SPIDER_MODULES = ['stock_scraper.spiders']
NEWSPIDER_MODULE = 'stock_scraper.spiders'

# 配置管道
ITEM_PIPELINES = {
    'stock_scraper.pipelines.MySQLPipeline': 300,
}

# 資料庫配置
MYSQL_HOST = 'localhost'  # 資料庫主機
MYSQL_DATABASE = 'stocks'  # 資料庫名
MYSQL_USER = 'root'  # 資料庫使用者
MYSQL_PASSWORD = '192837465'  # 資料庫密碼

# 使用者代理
USER_AGENT = 'Mozilla/5.0 (Windows NT 10.0; Win64; x64) AppleWebKit/537.36 (KHTML, like Gecko) Chrome/130.0.0.0 Safari/537.36 Edg/130.0.0.0'

# 其他設定
REDIRECT_ENABLED = False
LOG_LEVEL = 'DEBUG'

# 配置最大併發請求數
CONCURRENT_REQUESTS = 16
CONCURRENT_REQUESTS_PER_DOMAIN = 8

# 設定下載延遲,避免過於頻繁的請求
DOWNLOAD_DELAY = 1  # 每個請求之間延遲1秒

# 啟用和配置 AutoThrottle 擴充套件
AUTOTHROTTLE_ENABLED = True
AUTOTHROTTLE_START_DELAY = 5  # 初始下載延遲
AUTOTHROTTLE_MAX_DELAY = 60  # 高延遲情況下的最大下載延遲
AUTOTHROTTLE_TARGET_CONCURRENCY = 1.0  # Scrapy 每個遠端伺服器並行傳送的平均請求數

items.py:

import scrapy

class StockScraperItem(scrapy.Item):
    stock_code = scrapy.Field()
    stock_name = scrapy.Field()
    latest_price = scrapy.Field()
    change_percent = scrapy.Field()
    change_amount = scrapy.Field()
    volume = scrapy.Field()
    turnover = scrapy.Field()
    amplitude = scrapy.Field()
    high = scrapy.Field()
    low = scrapy.Field()
    open_price = scrapy.Field()
    yesterday_close = scrapy.Field()

實驗結果

實驗心得

在開發這個股票資料爬蟲的過程中,我深入掌握了Scrapy框架的JSON解析、資料提取和錯誤處理機制,並透過自定義管道將資料高效地儲存到MySQL資料庫中。爬蟲透過非同步請求和錯誤處理機制,確保了資料的完整性和爬蟲的穩定性。同時,使用pymysql庫連線資料庫並執行批次插入操作,顯著提升了資料儲存的效率。這次實踐讓我對Scrapy框架的靈活性和資料庫操作有了更深入的理解,併為未來處理更復雜的爬蟲任務打下了堅實的基礎。

作業③:

要求:熟練掌握 scrapy 中 Item、Pipeline 資料的序列化輸出方法;使用scrapy框架+Xpath+MySQL資料庫儲存技術路線爬取外匯網站資料。
候選網站:中國銀行網:https://www.boc.cn/sourcedb/whpj/

主要程式碼

boc_spider.py:

import scrapy
from boc_spider.boc_spider.items import BocExchangeRateItem
from bs4 import BeautifulSoup

class ExchangeRateSpider(scrapy.Spider):
    name = "boc_spider"
    start_urls = ['https://www.boc.cn/sourcedb/whpj/']

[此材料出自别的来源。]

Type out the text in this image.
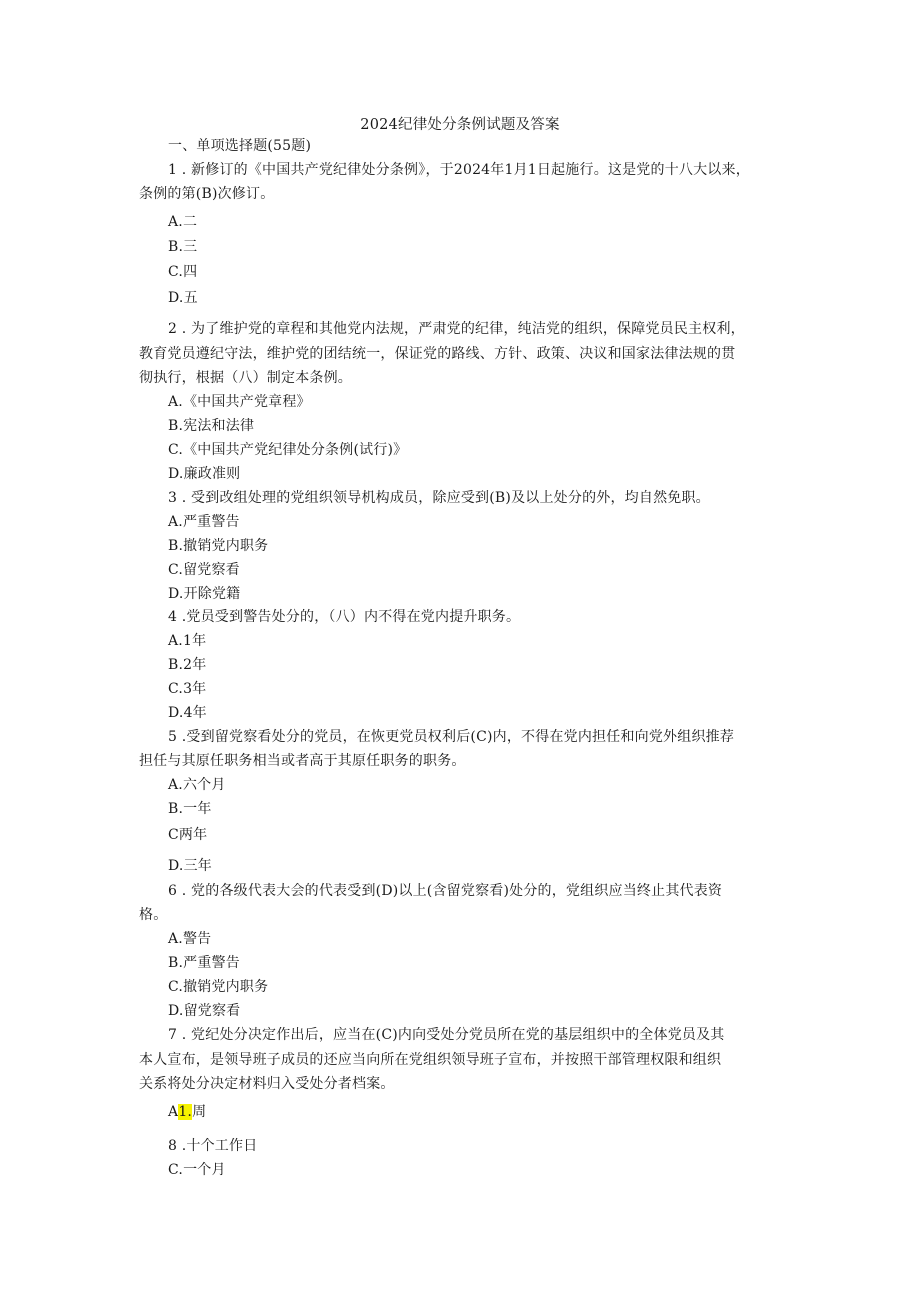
2024纪律处分条例试题及答案
一、单项选择题(55题)
1 . 新修订的《中国共产党纪律处分条例》，于2024年1月1日起施行。这是党的十八大以来，
条例的第(B)次修订。
A.二
B.三
C.四
D.五
2 . 为了维护党的章程和其他党内法规，严肃党的纪律，纯洁党的组织，保障党员民主权利，
教育党员遵纪守法，维护党的团结统一，保证党的路线、方针、政策、决议和国家法律法规的贯
彻执行，根据（八）制定本条例。
A.《中国共产党章程》
B.宪法和法律
C.《中国共产党纪律处分条例(试行)》
D.廉政准则
3 . 受到改组处理的党组织领导机构成员，除应受到(B)及以上处分的外，均自然免职。
A.严重警告
B.撤销党内职务
C.留党察看
D.开除党籍
4 .党员受到警告处分的，（八）内不得在党内提升职务。
A.1年
B.2年
C.3年
D.4年
5 .受到留党察看处分的党员，在恢更党员权利后(C)内，不得在党内担任和向党外组织推荐
担任与其原任职务相当或者高于其原任职务的职务。
A.六个月
B.一年
C两年
D.三年
6 . 党的各级代表大会的代表受到(D)以上(含留党察看)处分的，党组织应当终止其代表资
格。
A.警告
B.严重警告
C.撤销党内职务
D.留党察看
7 . 党纪处分决定作出后，应当在(C)内向受处分党员所在党的基层组织中的全体党员及其
本人宣布，是领导班子成员的还应当向所在党组织领导班子宣布，并按照干部管理权限和组织
关系将处分决定材料归入受处分者档案。
A1.周
8 .十个工作日
C.一个月
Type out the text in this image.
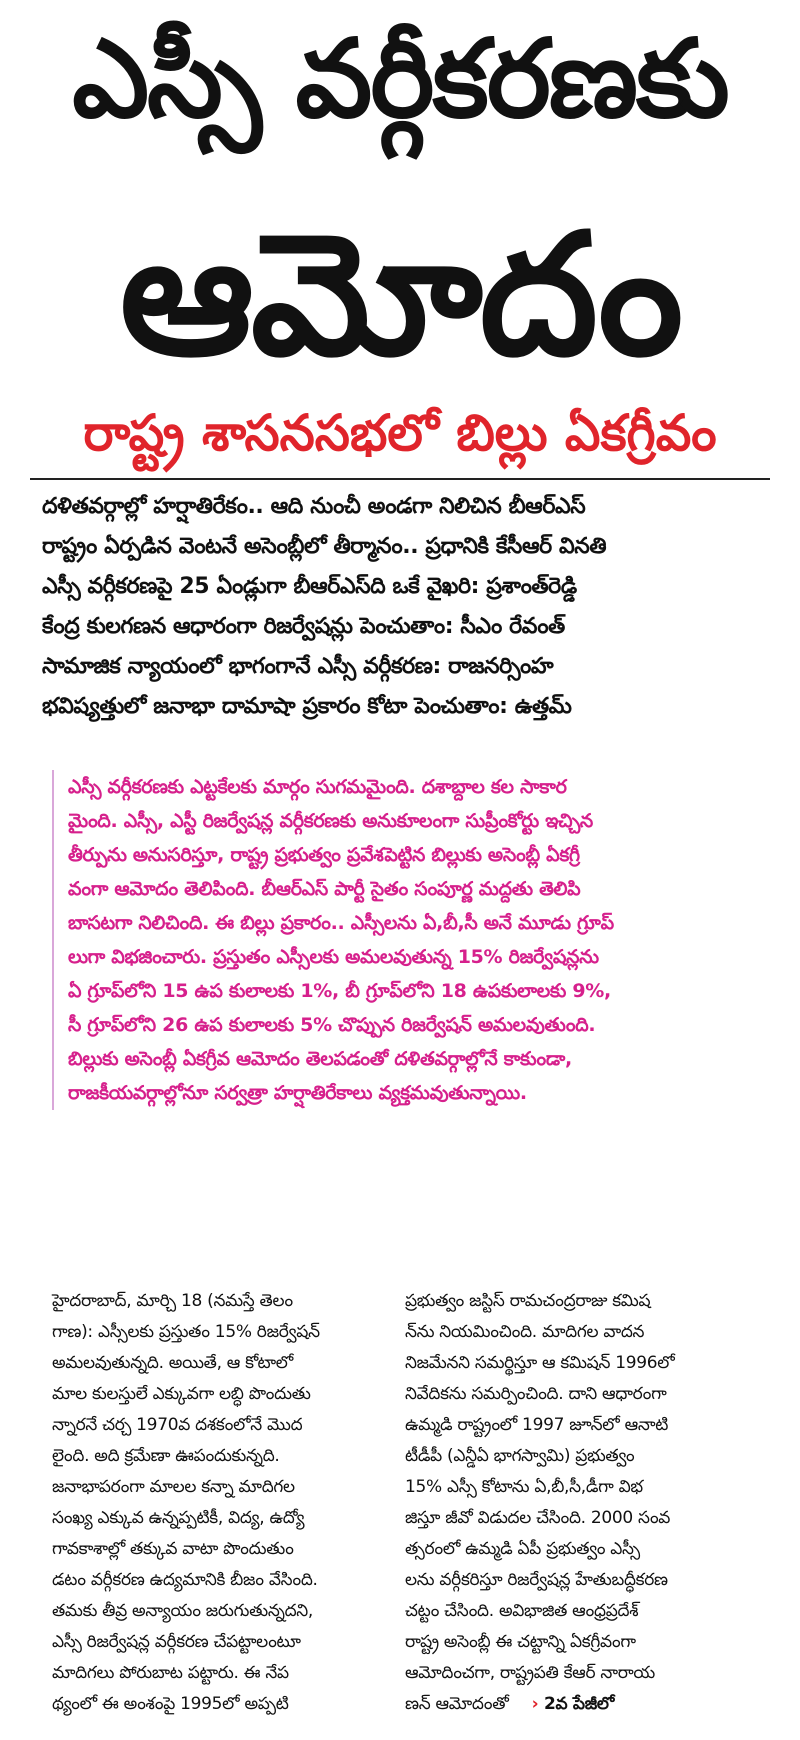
ఎస్సీ వర్గీకరణకు
ఆమోదం
రాష్ట్ర శాసనసభలో బిల్లు ఏకగ్రీవం
దళితవర్గాల్లో హర్షాతిరేకం.. ఆది నుంచీ అండగా నిలిచిన బీఆర్ఎస్
రాష్ట్రం ఏర్పడిన వెంటనే అసెంబ్లీలో తీర్మానం.. ప్రధానికి కేసీఆర్ వినతి
ఎస్సీ వర్గీకరణపై 25 ఏండ్లుగా బీఆర్ఎస్‌ది ఒకే వైఖరి: ప్రశాంత్‌రెడ్డి
కేంద్ర కులగణన ఆధారంగా రిజర్వేషన్లు పెంచుతాం: సీఎం రేవంత్
సామాజిక న్యాయంలో భాగంగానే ఎస్సీ వర్గీకరణ: రాజనర్సింహ
భవిష్యత్తులో జనాభా దామాషా ప్రకారం కోటా పెంచుతాం: ఉత్తమ్
ఎస్సీ వర్గీకరణకు ఎట్టకేలకు మార్గం సుగమమైంది. దశాబ్దాల కల సాకార
మైంది. ఎస్సీ, ఎస్టీ రిజర్వేషన్ల వర్గీకరణకు అనుకూలంగా సుప్రీంకోర్టు ఇచ్చిన
తీర్పును అనుసరిస్తూ, రాష్ట్ర ప్రభుత్వం ప్రవేశపెట్టిన బిల్లుకు అసెంబ్లీ ఏకగ్రీ
వంగా ఆమోదం తెలిపింది. బీఆర్ఎస్ పార్టీ సైతం సంపూర్ణ మద్దతు తెలిపి
బాసటగా నిలిచింది. ఈ బిల్లు ప్రకారం.. ఎస్సీలను ఏ,బీ,సీ అనే మూడు గ్రూప్
లుగా విభజించారు. ప్రస్తుతం ఎస్సీలకు అమలవుతున్న 15% రిజర్వేషన్లను
ఏ గ్రూప్‌లోని 15 ఉప కులాలకు 1%, బీ గ్రూప్‌లోని 18 ఉపకులాలకు 9%,
సీ గ్రూప్‌లోని 26 ఉప కులాలకు 5% చొప్పున రిజర్వేషన్ అమలవుతుంది.
బిల్లుకు అసెంబ్లీ ఏకగ్రీవ ఆమోదం తెలపడంతో దళితవర్గాల్లోనే కాకుండా,
రాజకీయవర్గాల్లోనూ సర్వత్రా హర్షాతిరేకాలు వ్యక్తమవుతున్నాయి.
హైదరాబాద్, మార్చి 18 (నమస్తే తెలం
గాణ): ఎస్సీలకు ప్రస్తుతం 15% రిజర్వేషన్
అమలవుతున్నది. అయితే, ఆ కోటాలో
మాల కులస్తులే ఎక్కువగా లబ్ధి పొందుతు
న్నారనే చర్చ 1970వ దశకంలోనే మొద
లైంది. అది క్రమేణా ఊపందుకున్నది.
జనాభాపరంగా మాలల కన్నా మాదిగల
సంఖ్య ఎక్కువ ఉన్నప్పటికీ, విద్య, ఉద్యో
గావకాశాల్లో తక్కువ వాటా పొందుతుం
డటం వర్గీకరణ ఉద్యమానికి బీజం వేసింది.
తమకు తీవ్ర అన్యాయం జరుగుతున్నదని,
ఎస్సీ రిజర్వేషన్ల వర్గీకరణ చేపట్టాలంటూ
మాదిగలు పోరుబాట పట్టారు. ఈ నేప
థ్యంలో ఈ అంశంపై 1995లో అప్పటి
ప్రభుత్వం జస్టిస్ రామచంద్రరాజు కమిష
న్‌ను నియమించింది. మాదిగల వాదన
నిజమేనని సమర్థిస్తూ ఆ కమిషన్ 1996లో
నివేదికను సమర్పించింది. దాని ఆధారంగా
ఉమ్మడి రాష్ట్రంలో 1997 జూన్‌లో ఆనాటి
టీడీపీ (ఎన్డీఏ భాగస్వామి) ప్రభుత్వం
15% ఎస్సీ కోటాను ఏ,బీ,సీ,డీగా విభ
జిస్తూ జీవో విడుదల చేసింది. 2000 సంవ
త్సరంలో ఉమ్మడి ఏపీ ప్రభుత్వం ఎస్సీ
లను వర్గీకరిస్తూ రిజర్వేషన్ల హేతుబద్ధీకరణ
చట్టం చేసింది. అవిభాజిత ఆంధ్రప్రదేశ్
రాష్ట్ర అసెంబ్లీ ఈ చట్టాన్ని ఏకగ్రీవంగా
ఆమోదించగా, రాష్ట్రపతి కేఆర్ నారాయ
ణన్ ఆమోదంతో › 2వ పేజీలో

    def parse(self, response):
        try:
            soup = BeautifulSoup(response.body, 'lxml')
            table = soup.find_all('table')[1]
            rows = table.find_all('tr')
            rows.pop(0)  # 移除表頭

            for row in rows:
                item = BocExchangeRateItem()
                columns = row.find_all('td')
                item['currency'] = columns[0].text.strip()
                item['cash_buy'] = columns[1].text.strip()
                item['cash_sell'] = columns[2].text.strip()
                item['spot_buy'] = columns[3].text.strip()
                item['spot_sell'] = columns[4].text.strip()
                item['exchange_rate'] = columns[5].text.strip()
                item['publish_date'] = columns[6].text.strip()
                item['publish_time'] = columns[7].text.strip()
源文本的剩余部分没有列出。